Marketing, sales, and entertainment can now work together to build loyalty and drive sales through one seamless conversation, not three separate efforts. It’s time to build your branded bot.
‘Chatting’ is second nature to us. It’s part of our daily lives. It’s easy, convenient, and everyone knows how to do it. Importantly, it’s optimised for mobile. 98% of our users interact with us on mobile. If you aren’t optimising for mobile, you’re going to fall behind. Cross-chat features between Facebook, Instagram and Messenger will take place, allowing businesses to engage seamlessly with users through chat-agnostic technologies.
Hermitage Travel Africa launched its first Messenger chatbot in the first week of August – a travel competition. To enter, users had to complete a travel survey via our chatbot. So far, we’ve had over
9 600 surveys completed. Just over 60% of those users have subscribed to receive travel-related specials delivered to their Facebook inboxes.
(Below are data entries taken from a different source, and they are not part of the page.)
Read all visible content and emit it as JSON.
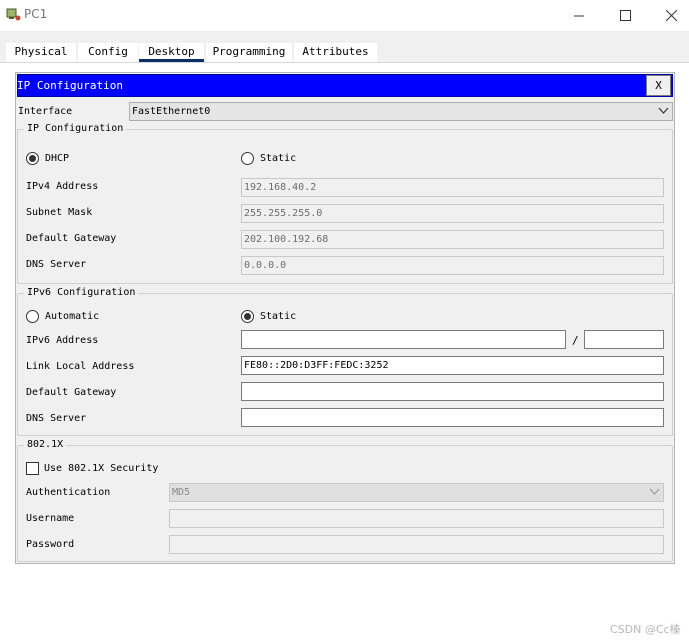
{
  "window": {
    "title": "PC1"
  },
  "tabs": [
    {
      "label": "Physical"
    },
    {
      "label": "Config"
    },
    {
      "label": "Desktop"
    },
    {
      "label": "Programming"
    },
    {
      "label": "Attributes"
    }
  ],
  "dialog": {
    "title": "IP Configuration",
    "close_label": "X"
  },
  "interface": {
    "label": "Interface",
    "value": "FastEthernet0"
  },
  "ipv4": {
    "group_title": "IP Configuration",
    "dhcp_label": "DHCP",
    "static_label": "Static",
    "selected_mode": "DHCP",
    "address_label": "IPv4 Address",
    "address_value": "192.168.40.2",
    "mask_label": "Subnet Mask",
    "mask_value": "255.255.255.0",
    "gateway_label": "Default Gateway",
    "gateway_value": "202.100.192.68",
    "dns_label": "DNS Server",
    "dns_value": "0.0.0.0"
  },
  "ipv6": {
    "group_title": "IPv6 Configuration",
    "automatic_label": "Automatic",
    "static_label": "Static",
    "selected_mode": "Static",
    "address_label": "IPv6 Address",
    "address_value": "",
    "prefix_separator": "/",
    "prefix_value": "",
    "link_local_label": "Link Local Address",
    "link_local_value": "FE80::2D0:D3FF:FEDC:3252",
    "gateway_label": "Default Gateway",
    "gateway_value": "",
    "dns_label": "DNS Server",
    "dns_value": ""
  },
  "dot1x": {
    "group_title": "802.1X",
    "use_security_label": "Use 802.1X Security",
    "use_security_checked": false,
    "auth_label": "Authentication",
    "auth_value": "MD5",
    "username_label": "Username",
    "username_value": "",
    "password_label": "Password",
    "password_value": ""
  },
  "watermark": "CSDN @Cc榛",
  "colors": {
    "dialog_header": "#0000ff",
    "active_tab_underline": "#0d2e62"
  }
}
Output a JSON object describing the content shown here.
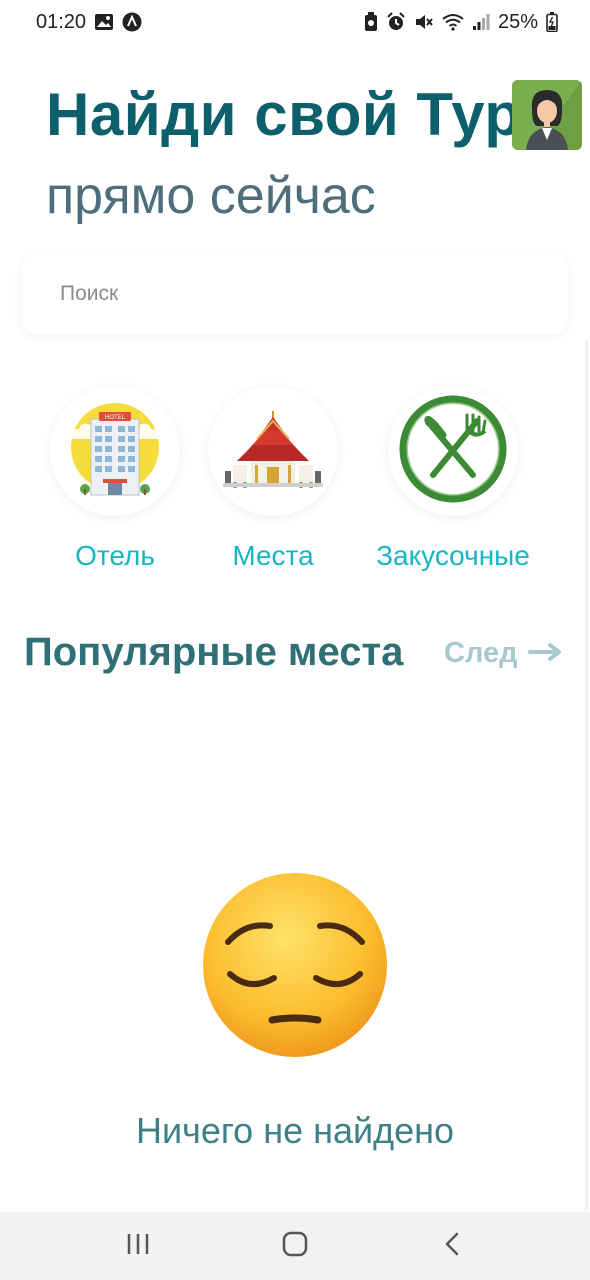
{
  "status_bar": {
    "time": "01:20",
    "battery": "25%",
    "icons": [
      "gallery-icon",
      "app-notification-icon",
      "battery-saver-icon",
      "alarm-icon",
      "mute-icon",
      "wifi-icon",
      "signal-icon",
      "battery-icon"
    ]
  },
  "header": {
    "title": "Найди свой Тур",
    "subtitle": "прямо сейчас",
    "avatar_icon": "user-avatar"
  },
  "search": {
    "placeholder": "Поиск",
    "value": ""
  },
  "categories": [
    {
      "label": "Отель",
      "icon": "hotel-icon"
    },
    {
      "label": "Места",
      "icon": "temple-icon"
    },
    {
      "label": "Закусочные",
      "icon": "fork-knife-icon"
    }
  ],
  "popular": {
    "title": "Популярные места",
    "next_label": "След",
    "next_icon": "arrow-right-icon"
  },
  "empty_state": {
    "icon": "pensive-face-icon",
    "message": "Ничего не найдено"
  },
  "nav": {
    "recent_icon": "recent-apps-icon",
    "home_icon": "home-icon",
    "back_icon": "back-icon"
  },
  "colors": {
    "title": "#0d5f6b",
    "subtitle": "#4f6e7b",
    "category_label": "#18b6c2",
    "section_title": "#2f6f76",
    "next_link": "#a8c8cf",
    "empty_text": "#3f8088"
  }
}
The cost per acquisition? 37 cents per user.
Asked in the survey what their ideal post-lockdown holiday would be, 38% of these 9 600 respondents said a beach resort, and 26% said they’d opt for a private villa. Only 6% were keen to have a big city experience; 28% of respondents said they travelled at least once a year internationally for leisure; 93% said their first big holiday post-lockdown would be within South Africa, highlighting the importance of domestic travel in the upcoming months. 57% said they’d spend between R2 000 and R5 000 on a domestic weekend away with their partner; 9% said they’d be happy to spend over R5 000; 16% of users who disclosed their income earned over R20 000 per month. Date of birth, contact number and email address for each user were also captured by the bot. It looks like we’re going to launch an international survey with a high-end safari tour operator focused on inbound family travel.
Our chatbot launch has proved that it’s a low-cost strategy for agents to build up their travel database, chat to users, build trust, and commercialise. The loopback process of using the chats to feed back into dynamic targeting and ad-creation is another powerful layer of the technology. A targeted ad is the equivalent of an open email. A highly personalised ad is the equivalent of placing the user, with intent, on your booking platform.
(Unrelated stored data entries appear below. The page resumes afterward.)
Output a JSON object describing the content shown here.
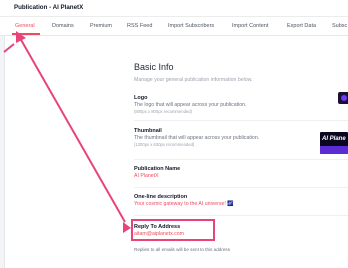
{
  "header": {
    "title": "Publication - AI PlanetX"
  },
  "tabs": [
    {
      "label": "General",
      "active": true
    },
    {
      "label": "Domains"
    },
    {
      "label": "Premium"
    },
    {
      "label": "RSS Feed"
    },
    {
      "label": "Import Subscribers"
    },
    {
      "label": "Import Content"
    },
    {
      "label": "Export Data"
    },
    {
      "label": "Subsc"
    }
  ],
  "basic_info": {
    "title": "Basic Info",
    "subtitle": "Manage your general publication information below."
  },
  "logo": {
    "label": "Logo",
    "description": "The logo that will appear across your publication.",
    "hint": "(800px x 800px recommended)"
  },
  "thumbnail": {
    "label": "Thumbnail",
    "description": "The thumbnail that will appear across your publication.",
    "hint": "(1200px x 630px recommended)",
    "image_text": "AI Plane"
  },
  "publication_name": {
    "label": "Publication Name",
    "value": "AI PlanetX"
  },
  "one_line": {
    "label": "One-line description",
    "value": "Your cosmic gateway to the AI universe! 🌌"
  },
  "reply_to": {
    "label": "Reply To Address",
    "value": "aitam@aiplanetx.com",
    "note": "Replies to all emails will be sent to this address"
  },
  "colors": {
    "accent": "#ef4b5f",
    "annotation": "#e8447a"
  }
}
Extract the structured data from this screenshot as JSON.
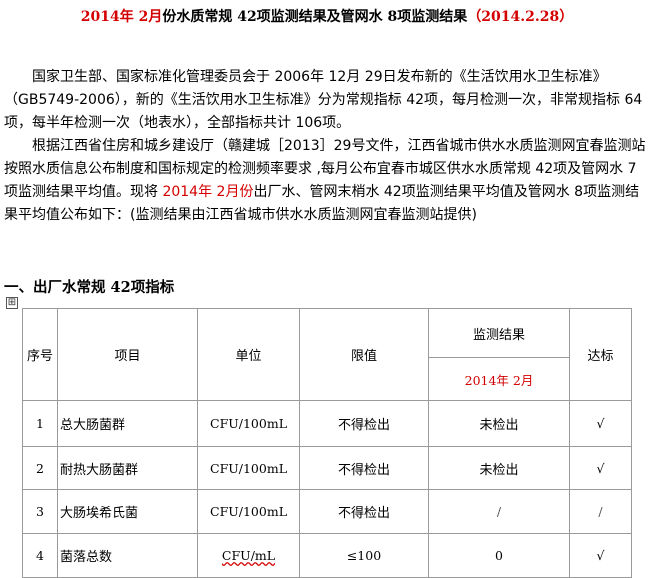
{
  "title": {
    "red_part": "2014年 2月",
    "black_part": "份水质常规 42项监测结果及管网水 8项监测结果",
    "date_part": "（2014.2.28）"
  },
  "intro": {
    "p1": "国家卫生部、国家标准化管理委员会于 2006年 12月 29日发布新的《生活饮用水卫生标准》（GB5749-2006），新的《生活饮用水卫生标准》分为常规指标 42项，每月检测一次，非常规指标 64项，每半年检测一次（地表水），全部指标共计 106项。",
    "p2_before": "根据江西省住房和城乡建设厅（赣建城［2013］29号文件，江西省城市供水水质监测网宜春监测站按照水质信息公布制度和国标规定的检测频率要求 ,每月公布宜春市城区供水水质常规 42项及管网水 7项监测结果平均值。现将 ",
    "p2_red": "2014年 2月份",
    "p2_after": "出厂水、管网末梢水 42项监测结果平均值及管网水 8项监测结果平均值公布如下：(监测结果由江西省城市供水水质监测网宜春监测站提供)"
  },
  "section_title": "一、出厂水常规 42项指标",
  "anchor_glyph": "⊞",
  "table": {
    "headers": {
      "index": "序号",
      "item": "项目",
      "unit": "单位",
      "limit": "限值",
      "result": "监测结果",
      "period": "2014年 2月",
      "pass": "达标"
    },
    "rows": [
      {
        "index": "1",
        "item": "总大肠菌群",
        "unit": "CFU/100mL",
        "limit": "不得检出",
        "result": "未检出",
        "pass": "√"
      },
      {
        "index": "2",
        "item": "耐热大肠菌群",
        "unit": "CFU/100mL",
        "limit": "不得检出",
        "result": "未检出",
        "pass": "√"
      },
      {
        "index": "3",
        "item": "大肠埃希氏菌",
        "unit": "CFU/100mL",
        "limit": "不得检出",
        "result": "/",
        "pass": "/"
      },
      {
        "index": "4",
        "item": "菌落总数",
        "unit": "CFU/mL",
        "limit": "≤100",
        "result": "0",
        "pass": "√"
      }
    ]
  },
  "colors": {
    "accent_red": "#d40000",
    "border": "#9a9a9a"
  }
}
By building on top of Facebook, tech-savvy travel companies can leverage a remarkably powerful platform to create new ways to distribute travel-related products, grow databases through engaging and entertaining chats, and automate the traditional booking process via chat, enabling customer support staff or travel planners to focus on more complex matters.
The capability is there, and I think we’ll soon see a lot more automation via chatbots as independent suppliers seek more control over direct bookings, and larger travel companies look to optimise return on marketing spend and maximise efficiency through human touch and tech hybrids.